Daniel and Jason with their son, Hunter, and daughter, Aria

These conflicting attitudes  explain Daniel’s initial reluctance to go public with his sexual orientation and relationship with Jason. “I came out to my parents at almost 38. [...] Jason had already been with me for almost six years. [...] I believe that if I had come out in 2008, people may have reacted very differently, since there was much less public awareness back then. Eight years is a long time for China due to the country’s rapid development.”

Born in the capital of XinJiang Province, Urumqi, Daniel went to school in Canada, but after graduating his job assignments were across the Asian continent. His upbringing in Northern China did not mirror his husband Jason’s. Born and raised in Vancouver, Jason came out to his parents when he was 22, and has been living as an out gay man since then.

Starting a relationship in 2006, the couple separated for two years while Daniel was relocated to Shanghai for the first time. When he moved again in 2010, to Tokyo this time, Jason joined his husband on a journey that would soon take them back to Shanghai in May of 2012.
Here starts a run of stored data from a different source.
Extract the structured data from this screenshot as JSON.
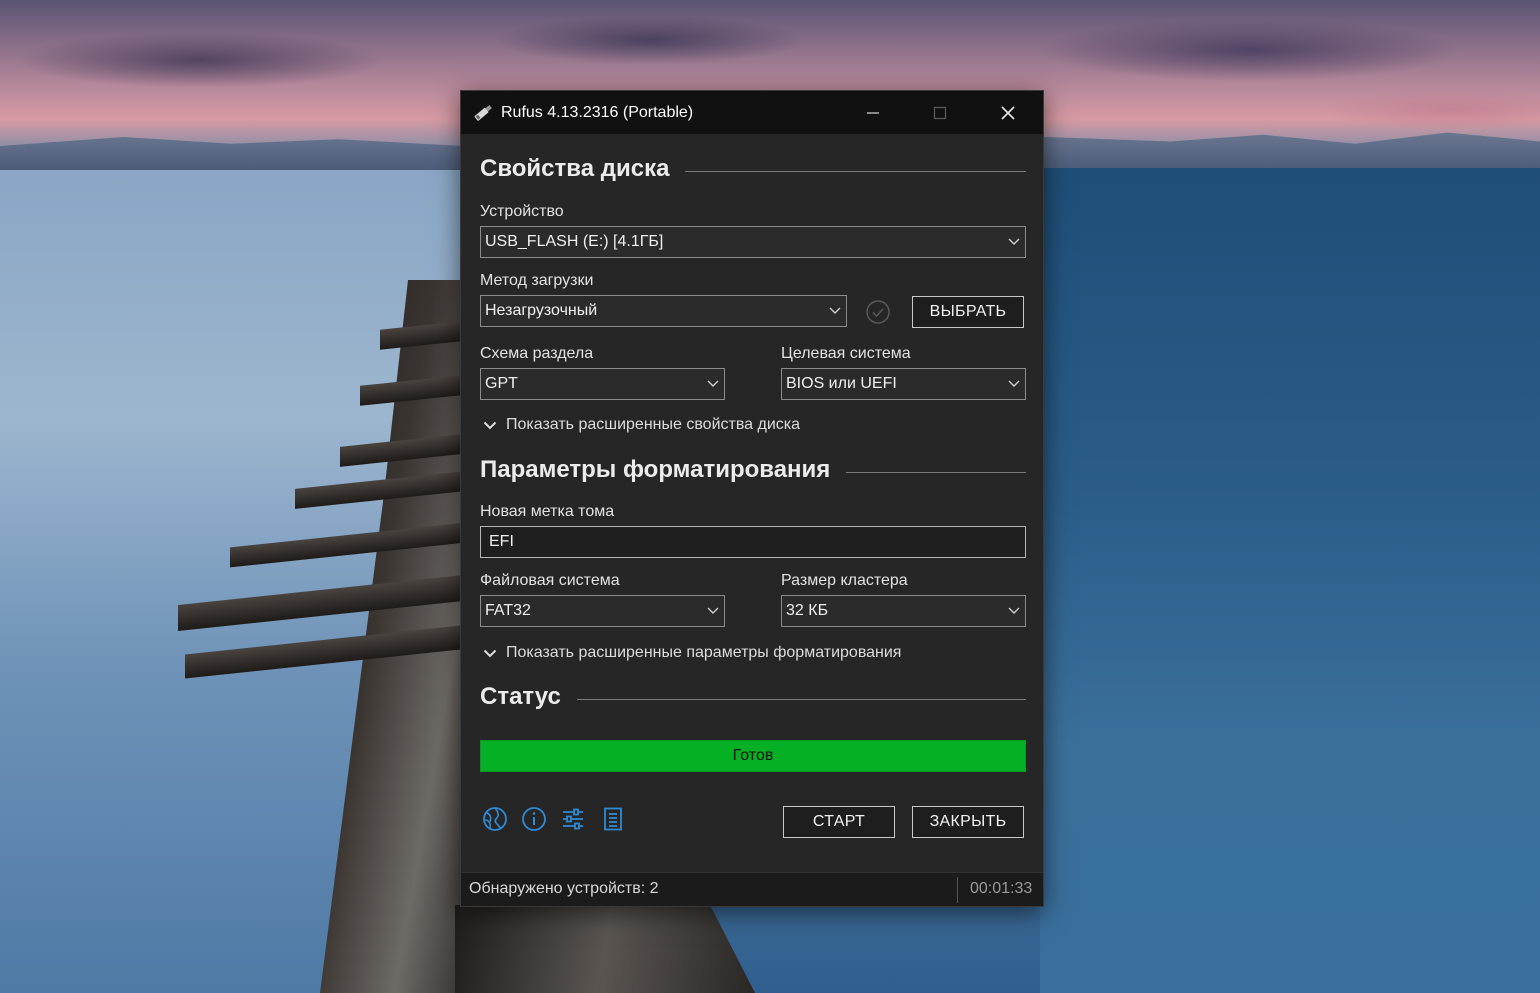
{
  "window": {
    "title": "Rufus 4.13.2316 (Portable)"
  },
  "drive_properties": {
    "heading": "Свойства диска",
    "device_label": "Устройство",
    "device_value": "USB_FLASH (E:) [4.1ГБ]",
    "boot_label": "Метод загрузки",
    "boot_value": "Незагрузочный",
    "select_button": "ВЫБРАТЬ",
    "partition_label": "Схема раздела",
    "partition_value": "GPT",
    "target_label": "Целевая система",
    "target_value": "BIOS или UEFI",
    "advanced_toggle": "Показать расширенные свойства диска"
  },
  "format_options": {
    "heading": "Параметры форматирования",
    "volume_label": "Новая метка тома",
    "volume_value": "EFI",
    "filesystem_label": "Файловая система",
    "filesystem_value": "FAT32",
    "cluster_label": "Размер кластера",
    "cluster_value": "32 КБ",
    "advanced_toggle": "Показать расширенные параметры форматирования"
  },
  "status": {
    "heading": "Статус",
    "progress_text": "Готов",
    "progress_fraction": 1.0
  },
  "actions": {
    "start_button": "СТАРТ",
    "close_button": "ЗАКРЫТЬ",
    "toolbar_icons": [
      "globe-icon",
      "info-icon",
      "settings-sliders-icon",
      "log-icon"
    ]
  },
  "statusbar": {
    "text": "Обнаружено устройств: 2",
    "timer": "00:01:33"
  },
  "colors": {
    "accent_icon": "#2e8bd6",
    "progress_green": "#06b025",
    "window_bg": "#262626",
    "titlebar_bg": "#111111"
  }
}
After settling in, they began researching possible paths towards parenthood. They eventually settled on the idea of surrogacy with surrogates in Thailand. “Everything had gone pretty smoothly,” said Jason, “until a couple of weeks after both of our surrogates became pregnant, when the Thai coup d’état happened, and then shortly after, international surrogacy was banned.” After a few weeks of limited communication things fortunately returned to normal. Their children Aria and Hunter were born shortly thereafter. Had they begun the process only weeks later, Jason and Daniel would likely not be fathers today.

“If I never believed in fate, I do now,” says Jason. Today, their family is very much like any other. “Daily life is quite normal for us,” Jason remarked. Healthy breakfasts, loads of playtime, assorted snacks, music, and reading are all hallmarks of their daily routines. Daniel’s parents even stop by every day to see their beloved and adorable grandchildren.

Daniel and Jason at Vancouver Pride, 2016

Shanghai will soon be in Daniel and Jason’s rearview mirror. They plan to return to Vancouver permanently and are already looking for schools for their children. The move to Canada is at the same time a move away from their Chinese roots, away from a country that tolerates them (and the rest of the LGBT community), but still does not accept them fully. When asked about having to find any specific schools that are LGBT-friendly in Vancouver, Jason responded bluntly: “Vancouver is a largely gay-friendly city, so when I asked my friends for some recommendations, I never even thought to ask whether they were LGBT-friendly.” While life in China for out-and-proud gays and lesbians is no longer dangerous, it is definitely not gay-friendly just yet.

But with newer and younger generations likely to be more accepting than the older ones, the future for social progress looks brighter than ever before.